This collection consists of photographic films, papers and chemicals used by various individuals for amateur or professional purposes. The collection also includes camera accessories, flash equipment, various lenses, exposure meters (light meters) and equpiment used for darkroom processing and printing. This is a growing collection, created to help preserve the materials used for analogue photographic developing, printing and enlarging.
Item is a folding camera for 5.7 x 8.25 cm (2.25" x 3.25") plate or sheet film. The camera was designed as the Nagel 18 by Dr. August Nagel for his company in Stuttgart Germany and renamed the Recomar 18 after the company was purchased by Kodak and became the German branch of Eastman Kodak: Kodak AG. Lens is a Kodak compur.
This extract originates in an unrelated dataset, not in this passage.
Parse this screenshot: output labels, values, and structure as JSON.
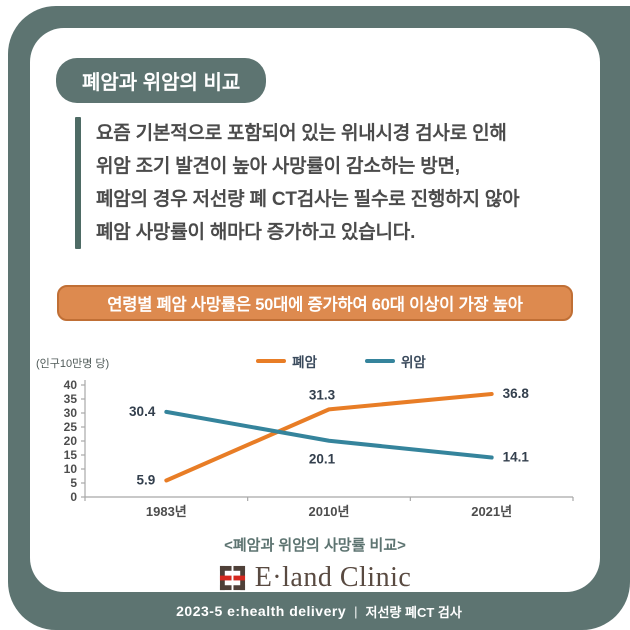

Item is a 6X6 leaf-shutter 620 [medium format] brushed silver metal camera. It is a higher-end member of the Kodak 620 camera family and is equipped with a 78mm Ektar with maximum aperture of f3.5 and top shutter speed of 1/800 of a second. The camera comes with original packaging including cable release, camera manual, lens cleaning paper and brown leather field case. Also includes a Chevron sports viewfinder kit, for photographic sporting events by enabling framing while holding the camera at arms length. Manufactured in Rochester, New York.
Item is a small, flat, hand-held camera with black plastic body and brushed metal, gold-coloured front plate. Intended by Kodak to replace their instamatic line of cameras, the Kodak Disc cameras were designed to be simple to use, with all automatic functions. Took Disc film, a proprietary format that made 15, 11 x 8 mm exposures; this small negative size made the resulting prints very grainy when enlarged and the camera model was not Kodak's most popular. Item has a built in flash and wrist strap. In plastic display original packaging. Uses HR disc.
The Kodak 35 was launched by Eastman Kodak Company in 1938 as their first 35 mm camera manufactured in the USA. It was developed and manufactured in Rochester, New York when it became apparent that the company could no longer rely on import from their Kodak AG factory in Germany during the troubled times prior to the Second World War. Originally sold for $40.00 USD.